Aetiology and outcome of non-traumatic coma in African children: protocol for a systematic review and meta-analysis

Stephen T J Ray 1,2,3, Charlotte Fuller 2,3,4, Alexandra Boubour 3,5, Laura J Bonnett 6, David G Lalloo 7, Karl B Seydel 2,3,8,, Michael J Griffiths 1,9,10,
PMCID: PMC8556005  PMID: 34715918

Abstract

Background

Non-traumatic coma is a common acute childhood presentation to healthcare facilities in Africa and is associated with high morbidity and mortality. Historically, the majority of cases were attributed to cerebral malaria (CM). With the recent drastic reduction in malaria incidence, non-malarial coma is becoming a larger proportion of cases and determining the aetiology is diagnostically challenging, particularly in resource-limited settings. The purpose of this study will be to evaluate the aetiology and prognosis of non-traumatic coma in African children.

Methods

With no date restrictions, systematic searches of MEDLINE, Embase, and Scopus will identify prospective and retrospective studies (including randomised controlled trials, cluster randomised trials, cohort studies, cross-sectional, and case-control studies) recruiting children (1 month–16 years) with non-traumatic coma (defined by Blantyre Coma Score ≤ 2 or comparable alternative) from any African country. Disease-specific studies will be included if coma is associated and reported. The primary outcome is to determine the aetiology (infectious and non-infectious) of non-traumatic coma in African children, with pooled prevalence estimates of causes (e.g., malaria). Secondary outcomes are to determine overall estimates of morbidity and mortality of all-cause non-traumatic coma and disease-specific states of non-traumatic coma, where available. Random effects meta-analysis will summarise aetiology data and in-hospital and post-discharge mortality. Heterogeneity will be quantified with τ2, I2, and Cochran’s Q test.

Discussion

This systematic review will provide a summary of the best available evidence on the aetiology and outcome of non-traumatic coma in African children.

Systematic review registration

PROSPERO CRD42020141937

Supplementary Information

The online version contains supplementary material available at 10.1186/s13643-021-01796-1.
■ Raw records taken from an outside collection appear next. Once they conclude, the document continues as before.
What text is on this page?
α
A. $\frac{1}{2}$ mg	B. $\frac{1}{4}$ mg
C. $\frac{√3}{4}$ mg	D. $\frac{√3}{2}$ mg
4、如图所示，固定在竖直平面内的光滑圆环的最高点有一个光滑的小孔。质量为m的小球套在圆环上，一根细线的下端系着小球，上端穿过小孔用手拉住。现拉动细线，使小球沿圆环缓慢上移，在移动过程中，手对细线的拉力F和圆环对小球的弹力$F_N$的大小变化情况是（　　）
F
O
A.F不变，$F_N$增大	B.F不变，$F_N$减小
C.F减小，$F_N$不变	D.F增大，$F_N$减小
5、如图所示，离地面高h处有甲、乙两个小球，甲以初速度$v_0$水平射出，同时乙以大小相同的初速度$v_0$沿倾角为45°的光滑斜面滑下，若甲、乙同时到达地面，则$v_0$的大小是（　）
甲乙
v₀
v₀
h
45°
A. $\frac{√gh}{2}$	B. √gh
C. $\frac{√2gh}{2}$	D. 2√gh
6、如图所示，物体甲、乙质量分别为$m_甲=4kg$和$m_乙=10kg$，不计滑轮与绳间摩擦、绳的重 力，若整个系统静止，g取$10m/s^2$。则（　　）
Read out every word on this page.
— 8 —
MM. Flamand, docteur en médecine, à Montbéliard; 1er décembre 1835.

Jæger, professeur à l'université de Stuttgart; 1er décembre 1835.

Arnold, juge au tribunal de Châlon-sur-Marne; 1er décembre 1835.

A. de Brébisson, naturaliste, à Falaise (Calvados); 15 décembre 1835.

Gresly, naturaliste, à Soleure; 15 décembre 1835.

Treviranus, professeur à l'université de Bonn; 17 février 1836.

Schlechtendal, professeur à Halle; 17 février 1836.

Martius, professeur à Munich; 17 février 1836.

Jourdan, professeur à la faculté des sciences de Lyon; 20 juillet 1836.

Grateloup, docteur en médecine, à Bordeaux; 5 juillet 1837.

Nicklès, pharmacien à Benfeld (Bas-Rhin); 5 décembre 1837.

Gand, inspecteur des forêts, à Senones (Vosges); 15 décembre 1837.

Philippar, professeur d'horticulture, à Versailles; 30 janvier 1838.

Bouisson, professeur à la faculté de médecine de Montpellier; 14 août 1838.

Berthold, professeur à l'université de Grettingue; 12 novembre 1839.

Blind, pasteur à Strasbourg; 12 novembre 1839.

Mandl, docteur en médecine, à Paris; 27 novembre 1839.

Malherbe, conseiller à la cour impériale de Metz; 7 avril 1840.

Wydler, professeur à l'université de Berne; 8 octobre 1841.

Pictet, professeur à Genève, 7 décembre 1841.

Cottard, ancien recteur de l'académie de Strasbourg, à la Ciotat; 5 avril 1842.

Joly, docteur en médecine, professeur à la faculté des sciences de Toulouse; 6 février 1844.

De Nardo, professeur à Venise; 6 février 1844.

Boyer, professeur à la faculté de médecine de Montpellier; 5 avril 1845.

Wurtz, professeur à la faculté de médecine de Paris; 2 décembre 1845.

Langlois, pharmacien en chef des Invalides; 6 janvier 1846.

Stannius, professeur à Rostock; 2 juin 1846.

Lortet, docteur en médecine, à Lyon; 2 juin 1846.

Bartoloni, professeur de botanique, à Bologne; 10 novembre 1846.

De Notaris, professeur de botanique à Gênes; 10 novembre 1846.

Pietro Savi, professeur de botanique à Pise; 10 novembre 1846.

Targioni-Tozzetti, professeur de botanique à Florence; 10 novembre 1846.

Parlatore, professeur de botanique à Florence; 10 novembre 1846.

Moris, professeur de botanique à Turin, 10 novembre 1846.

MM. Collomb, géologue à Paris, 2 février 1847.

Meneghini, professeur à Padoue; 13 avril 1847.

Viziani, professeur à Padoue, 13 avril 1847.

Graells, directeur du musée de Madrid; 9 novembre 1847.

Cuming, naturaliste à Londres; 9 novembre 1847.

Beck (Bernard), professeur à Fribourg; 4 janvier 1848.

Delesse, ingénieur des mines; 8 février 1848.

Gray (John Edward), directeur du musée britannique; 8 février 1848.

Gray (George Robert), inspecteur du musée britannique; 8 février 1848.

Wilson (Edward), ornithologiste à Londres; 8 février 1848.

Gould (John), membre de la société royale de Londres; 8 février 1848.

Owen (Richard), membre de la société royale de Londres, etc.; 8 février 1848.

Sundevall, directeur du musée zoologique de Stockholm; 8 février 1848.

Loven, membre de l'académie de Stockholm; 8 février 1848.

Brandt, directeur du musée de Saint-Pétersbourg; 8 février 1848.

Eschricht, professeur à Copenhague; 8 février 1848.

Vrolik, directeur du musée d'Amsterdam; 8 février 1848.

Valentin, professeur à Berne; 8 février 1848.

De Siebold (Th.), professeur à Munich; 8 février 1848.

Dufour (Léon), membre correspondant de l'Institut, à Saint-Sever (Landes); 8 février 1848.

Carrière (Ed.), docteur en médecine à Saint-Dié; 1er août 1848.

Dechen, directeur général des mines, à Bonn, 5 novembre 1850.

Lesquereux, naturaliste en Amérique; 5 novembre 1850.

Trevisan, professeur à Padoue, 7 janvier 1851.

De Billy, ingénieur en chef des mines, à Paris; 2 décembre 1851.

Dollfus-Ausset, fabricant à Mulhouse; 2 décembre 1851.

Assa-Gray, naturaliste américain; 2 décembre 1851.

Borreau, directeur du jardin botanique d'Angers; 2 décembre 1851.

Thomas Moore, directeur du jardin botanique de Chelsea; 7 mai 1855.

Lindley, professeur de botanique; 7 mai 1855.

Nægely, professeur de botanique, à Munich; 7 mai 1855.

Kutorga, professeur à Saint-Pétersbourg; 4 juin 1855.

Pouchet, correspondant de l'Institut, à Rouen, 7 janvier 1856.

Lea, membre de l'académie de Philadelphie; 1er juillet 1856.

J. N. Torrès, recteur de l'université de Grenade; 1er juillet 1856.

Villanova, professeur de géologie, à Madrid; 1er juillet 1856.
Keywords: Coma, Non-traumatic, Aetiology, Children, Africa

Background

Non-traumatic coma is a common acute childhood presentation to healthcare facilities throughout Africa. Infectious causes of deep coma (defined as Blantyre Coma Scale (BCS) ≤ 2) include cerebral malaria (CM), acute bacterial meningitis (ABM), viral encephalitides, and HIV-associated opportunistic pathogens, such as tuberculosis and cryptococcal disease [13]. Non-infectious causes of deep coma include metabolic abnormalities and toxins [13]. In malaria-endemic regions, CM is diagnosed in children with coma and peripheral malaria parasitaemia with no other identifiable cause [1]. Limited diagnostic resources in many African settings and the phenomenon of asymptomatic malaria parasitaemia have rendered the alternate diagnoses of childhood coma under-described, resulting in a poor epidemiological understanding of this clinical presentation [4, 5]. A study in Kenya revealed that less than half of children admitted with acute non-traumatic coma had an identified cause [6]. With the recent drastic reduction in malaria incidence, it is postulated that non-malarial coma represents a larger proportion of coma cases [6]. Non-traumatic coma in children is associated with high mortality (15–58%) and significant neurological sequelae (31–68%) [79]. The long-term effects of coma on cognition and educational achievement are less commonly described, and existing literature primarily focuses on CM [10, 11]. These effects, including neurological impairment in cognitive and motor function, play an important role in the socioeconomic development of low-resource countries [12].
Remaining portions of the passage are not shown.